Choong Jun Jin, Liu Xin, Murata Tsuyoshi
Department of Computer Science, Tokyo Institute of Technology, Tokyo 152-8552, Japan.
National Institute of Advanced Industrial Science and Technology, Tokyo 135-0064, Japan.
Entropy (Basel). 2020 Feb 7;22(2):197. doi: 10.3390/e22020197.
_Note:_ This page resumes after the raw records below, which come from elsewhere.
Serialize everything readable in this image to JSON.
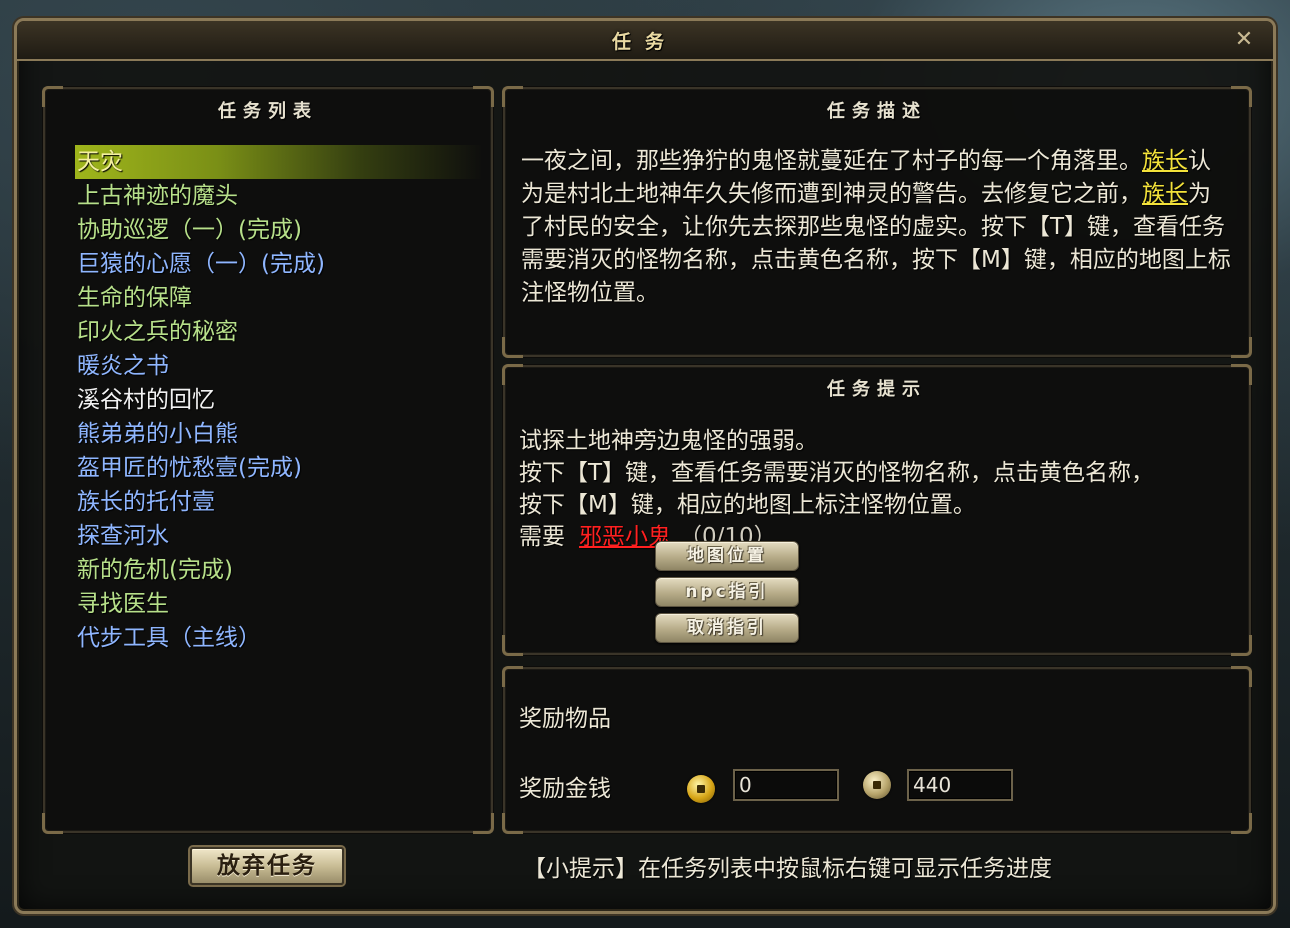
{
  "window": {
    "title": "任务",
    "close_icon": "close-icon"
  },
  "quest_list": {
    "header": "任务列表",
    "items": [
      {
        "label": "天灾",
        "color": "#f4f0a0",
        "selected": true
      },
      {
        "label": "上古神迹的魔头",
        "color": "#b7e08a"
      },
      {
        "label": "协助巡逻（一）(完成)",
        "color": "#b7e08a"
      },
      {
        "label": "巨猿的心愿（一）(完成)",
        "color": "#8fb6ff"
      },
      {
        "label": "生命的保障",
        "color": "#b7e08a"
      },
      {
        "label": "印火之兵的秘密",
        "color": "#b7e08a"
      },
      {
        "label": "暖炎之书",
        "color": "#8fb6ff"
      },
      {
        "label": "溪谷村的回忆",
        "color": "#f2f2f2"
      },
      {
        "label": "熊弟弟的小白熊",
        "color": "#8fb6ff"
      },
      {
        "label": "盔甲匠的忧愁壹(完成)",
        "color": "#8fb6ff"
      },
      {
        "label": "族长的托付壹",
        "color": "#8fb6ff"
      },
      {
        "label": "探查河水",
        "color": "#8fb6ff"
      },
      {
        "label": "新的危机(完成)",
        "color": "#b7e08a"
      },
      {
        "label": "寻找医生",
        "color": "#b7e08a"
      },
      {
        "label": "代步工具（主线）",
        "color": "#8fb6ff"
      }
    ]
  },
  "description": {
    "header": "任务描述",
    "p1": "一夜之间，那些狰狞的鬼怪就蔓延在了村子的每一个角落里。",
    "link1": "族长",
    "p2": "认为是村北土地神年久失修而遭到神灵的警告。去修复它之前，",
    "link2": "族长",
    "p3": "为了村民的安全，让你先去探那些鬼怪的虚实。按下【T】键，查看任务需要消灭的怪物名称，点击黄色名称，按下【M】键，相应的地图上标注怪物位置。"
  },
  "hint": {
    "header": "任务提示",
    "line1": "试探土地神旁边鬼怪的强弱。",
    "line2": "按下【T】键，查看任务需要消灭的怪物名称，点击黄色名称，",
    "line3": "按下【M】键，相应的地图上标注怪物位置。",
    "need_label": "需要",
    "monster": "邪恶小鬼",
    "progress": "（0/10）",
    "buttons": {
      "map": "地图位置",
      "npc": "npc指引",
      "cancel": "取消指引"
    }
  },
  "reward": {
    "items_label": "奖励物品",
    "money_label": "奖励金钱",
    "gold_value": "0",
    "silver_value": "440"
  },
  "footer": {
    "abandon": "放弃任务",
    "tip": "【小提示】在任务列表中按鼠标右键可显示任务进度"
  },
  "colors": {
    "accent": "#8b7a58",
    "selected": "#9fb51b",
    "highlight": "#f3e23a",
    "monster": "#ff2020"
  }
}
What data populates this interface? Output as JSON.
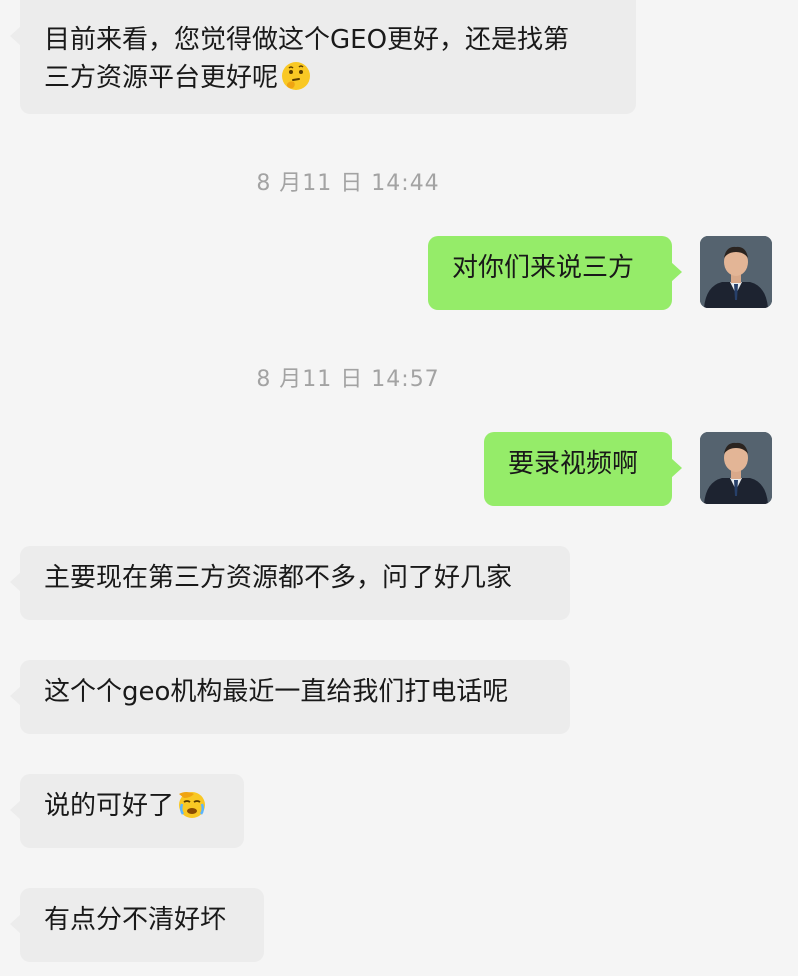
{
  "messages": [
    {
      "kind": "incoming",
      "line1": "目前来看，您觉得做这个GEO更好，还是找第",
      "line2": "三方资源平台更好呢",
      "emoji": "thinking-face-icon"
    },
    {
      "kind": "time",
      "text": "8 月11 日 14:44"
    },
    {
      "kind": "outgoing",
      "text": "对你们来说三方"
    },
    {
      "kind": "time",
      "text": "8 月11 日 14:57"
    },
    {
      "kind": "outgoing",
      "text": "要录视频啊"
    },
    {
      "kind": "incoming",
      "text": "主要现在第三方资源都不多，问了好几家"
    },
    {
      "kind": "incoming",
      "text": "这个个geo机构最近一直给我们打电话呢"
    },
    {
      "kind": "incoming",
      "text": "说的可好了",
      "emoji": "face-palm-icon"
    },
    {
      "kind": "incoming",
      "text": "有点分不清好坏"
    }
  ],
  "colors": {
    "background": "#f5f5f5",
    "incoming_bubble": "#ececec",
    "outgoing_bubble": "#95ec69",
    "timestamp": "#a3a3a3"
  }
}
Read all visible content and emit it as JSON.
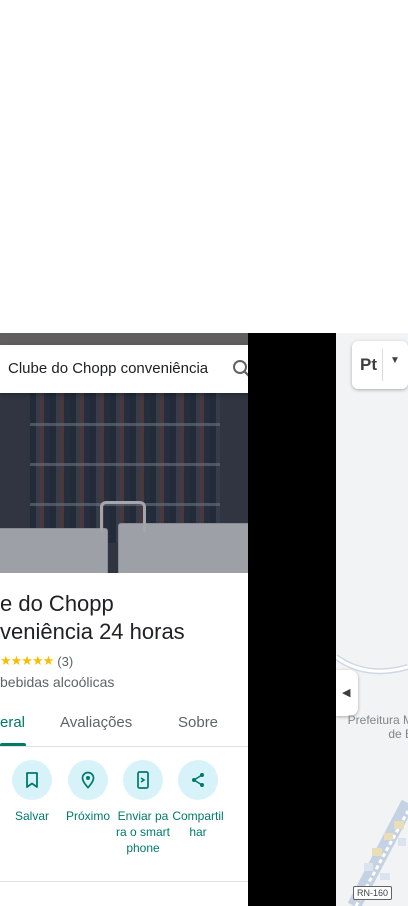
{
  "search": {
    "query": "Clube do Chopp conveniência"
  },
  "place": {
    "title": "e do Chopp\nveniência 24 horas",
    "rating_count": "(3)",
    "stars": "★★★★★",
    "category": "bebidas alcoólicas"
  },
  "tabs": [
    {
      "label": "eral"
    },
    {
      "label": "Avaliações"
    },
    {
      "label": "Sobre"
    }
  ],
  "actions": [
    {
      "label": "Salvar"
    },
    {
      "label": "Próximo"
    },
    {
      "label": "Enviar para o smartphone"
    },
    {
      "label": "Compartilhar"
    }
  ],
  "map": {
    "layers_label": "Pt",
    "place_label": "Prefeitura M\nde B",
    "road_badge": "RN-160"
  },
  "colors": {
    "accent": "#00796b",
    "action_bg": "#d7f3f9",
    "star": "#fbbc04"
  }
}
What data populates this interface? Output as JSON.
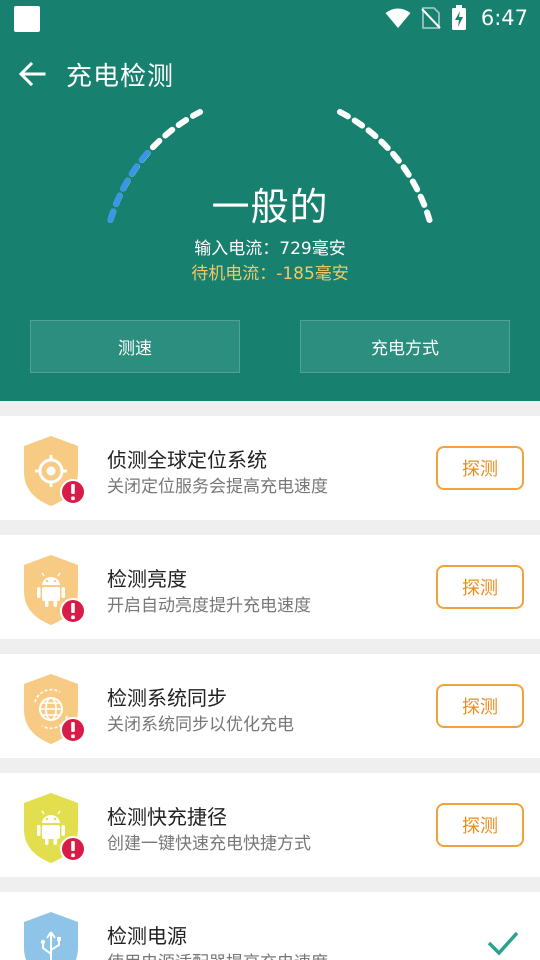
{
  "status_bar": {
    "time": "6:47"
  },
  "app_bar": {
    "title": "充电检测"
  },
  "gauge": {
    "status": "一般的",
    "input_current": "输入电流：729毫安",
    "standby_current": "待机电流：-185毫安"
  },
  "buttons": {
    "speed": "测速",
    "charge_mode": "充电方式"
  },
  "items": [
    {
      "title": "侦测全球定位系统",
      "subtitle": "关闭定位服务会提高充电速度",
      "action": "探测"
    },
    {
      "title": "检测亮度",
      "subtitle": "开启自动亮度提升充电速度",
      "action": "探测"
    },
    {
      "title": "检测系统同步",
      "subtitle": "关闭系统同步以优化充电",
      "action": "探测"
    },
    {
      "title": "检测快充捷径",
      "subtitle": "创建一键快速充电快捷方式",
      "action": "探测"
    },
    {
      "title": "检测电源",
      "subtitle": "使用电源适配器提高充电速度",
      "action": ""
    }
  ],
  "colors": {
    "header": "#17806f",
    "standby_text": "#f3c865",
    "probe_orange": "#f2a23a",
    "shield_orange": "#f7cb83",
    "shield_yellow": "#e3de4e",
    "shield_blue": "#8ec4e8",
    "alert_red": "#d81b47",
    "check_green": "#2aa38d"
  }
}
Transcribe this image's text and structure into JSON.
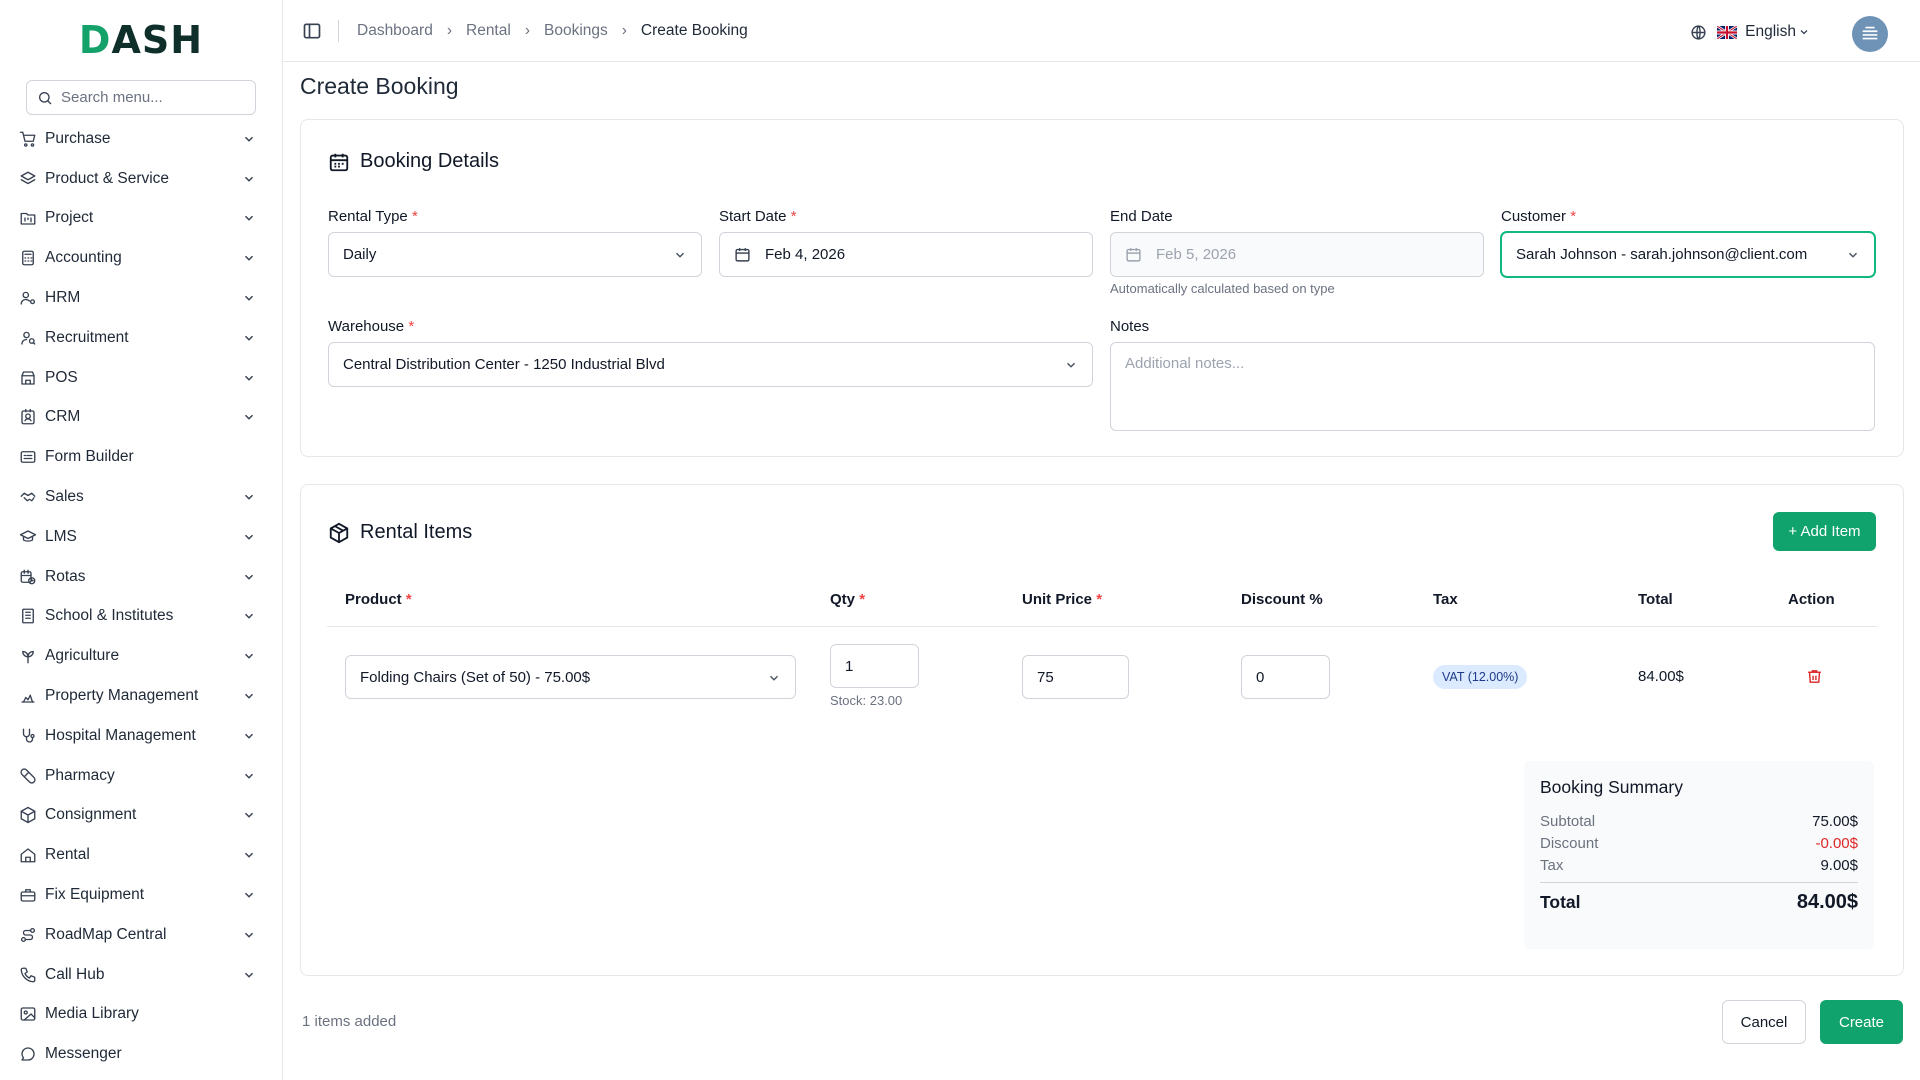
{
  "sidebar": {
    "logo": "DASH",
    "search_placeholder": "Search menu...",
    "items": [
      {
        "label": "Purchase",
        "icon": "cart-icon",
        "expandable": true
      },
      {
        "label": "Product & Service",
        "icon": "layers-icon",
        "expandable": true
      },
      {
        "label": "Project",
        "icon": "folder-kanban-icon",
        "expandable": true
      },
      {
        "label": "Accounting",
        "icon": "calculator-icon",
        "expandable": true
      },
      {
        "label": "HRM",
        "icon": "users-cog-icon",
        "expandable": true
      },
      {
        "label": "Recruitment",
        "icon": "user-search-icon",
        "expandable": true
      },
      {
        "label": "POS",
        "icon": "store-icon",
        "expandable": true
      },
      {
        "label": "CRM",
        "icon": "contact-icon",
        "expandable": true
      },
      {
        "label": "Form Builder",
        "icon": "form-icon",
        "expandable": false
      },
      {
        "label": "Sales",
        "icon": "handshake-icon",
        "expandable": true
      },
      {
        "label": "LMS",
        "icon": "graduation-cap-icon",
        "expandable": true
      },
      {
        "label": "Rotas",
        "icon": "calendar-clock-icon",
        "expandable": true
      },
      {
        "label": "School & Institutes",
        "icon": "school-icon",
        "expandable": true
      },
      {
        "label": "Agriculture",
        "icon": "sprout-icon",
        "expandable": true
      },
      {
        "label": "Property Management",
        "icon": "building-icon",
        "expandable": true
      },
      {
        "label": "Hospital Management",
        "icon": "stethoscope-icon",
        "expandable": true
      },
      {
        "label": "Pharmacy",
        "icon": "pill-icon",
        "expandable": true
      },
      {
        "label": "Consignment",
        "icon": "package-icon",
        "expandable": true
      },
      {
        "label": "Rental",
        "icon": "home-icon",
        "expandable": true
      },
      {
        "label": "Fix Equipment",
        "icon": "toolbox-icon",
        "expandable": true
      },
      {
        "label": "RoadMap Central",
        "icon": "route-icon",
        "expandable": true
      },
      {
        "label": "Call Hub",
        "icon": "phone-icon",
        "expandable": true
      },
      {
        "label": "Media Library",
        "icon": "image-icon",
        "expandable": false
      },
      {
        "label": "Messenger",
        "icon": "message-icon",
        "expandable": false
      }
    ]
  },
  "header": {
    "breadcrumbs": [
      "Dashboard",
      "Rental",
      "Bookings",
      "Create Booking"
    ],
    "language": "English"
  },
  "page": {
    "title": "Create Booking"
  },
  "booking_details": {
    "title": "Booking Details",
    "rental_type": {
      "label": "Rental Type",
      "value": "Daily"
    },
    "start_date": {
      "label": "Start Date",
      "value": "Feb 4, 2026"
    },
    "end_date": {
      "label": "End Date",
      "value": "Feb 5, 2026",
      "hint": "Automatically calculated based on type"
    },
    "customer": {
      "label": "Customer",
      "value": "Sarah Johnson - sarah.johnson@client.com"
    },
    "warehouse": {
      "label": "Warehouse",
      "value": "Central Distribution Center - 1250 Industrial Blvd"
    },
    "notes": {
      "label": "Notes",
      "placeholder": "Additional notes..."
    }
  },
  "rental_items": {
    "title": "Rental Items",
    "add_button": "+ Add Item",
    "columns": {
      "product": "Product",
      "qty": "Qty",
      "unit_price": "Unit Price",
      "discount": "Discount %",
      "tax": "Tax",
      "total": "Total",
      "action": "Action"
    },
    "rows": [
      {
        "product": "Folding Chairs (Set of 50) - 75.00$",
        "qty": "1",
        "stock": "Stock: 23.00",
        "unit_price": "75",
        "discount": "0",
        "tax": "VAT (12.00%)",
        "total": "84.00$"
      }
    ]
  },
  "summary": {
    "title": "Booking Summary",
    "subtotal_label": "Subtotal",
    "subtotal": "75.00$",
    "discount_label": "Discount",
    "discount": "-0.00$",
    "tax_label": "Tax",
    "tax": "9.00$",
    "total_label": "Total",
    "total": "84.00$"
  },
  "footer": {
    "items_added": "1 items added",
    "cancel": "Cancel",
    "create": "Create"
  },
  "colors": {
    "accent": "#10a36d",
    "danger": "#dc2626",
    "badge_bg": "#dbeafe"
  }
}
Variational Graph Autoencoder (VGAE) has recently gained traction for learning representations on graphs. Its inception has allowed models to achieve state-of-the-art performance for challenging tasks such as link prediction, rating prediction, and node clustering. However, a fundamental flaw exists in Variational Autoencoder (VAE)-based approaches. Specifically, merely minimizing the loss of VAE increases the deviation from its primary objective. Focusing on Variational Graph Autoencoder for Community Detection (VGAECD) we found that optimizing the loss using the stochastic gradient descent often leads to sub-optimal community structure especially when initialized poorly. We address this shortcoming by introducing a dual optimization procedure. This procedure aims to guide the optimization process and encourage learning of the primary objective. Additionally, we linearize the encoder to reduce the number of learning parameters. The outcome is a robust algorithm that outperforms its predecessor.
变分图自动编码器(VGAE)最近在学习图的表示方面受到了关注。它的出现使模型能够在链路预测、评分预测和节点聚类等具有挑战性的任务中取得领先水平的性能。然而,基于变分自动编码器(VAE)的方法存在一个根本缺陷。具体而言,仅仅最小化VAE的损失会增加与其主要目标的偏差。针对用于社区检测的变分图自动编码器(VGAECD),我们发现使用随机梯度下降优化损失通常会导致次优的社区结构,尤其是在初始化较差时。我们通过引入双重优化过程来解决这一缺点。该过程旨在指导优化过程并鼓励对主要目标的学习。此外,我们将编码器线性化以减少学习参数的数量。结果是一种比其前身更强大的算法。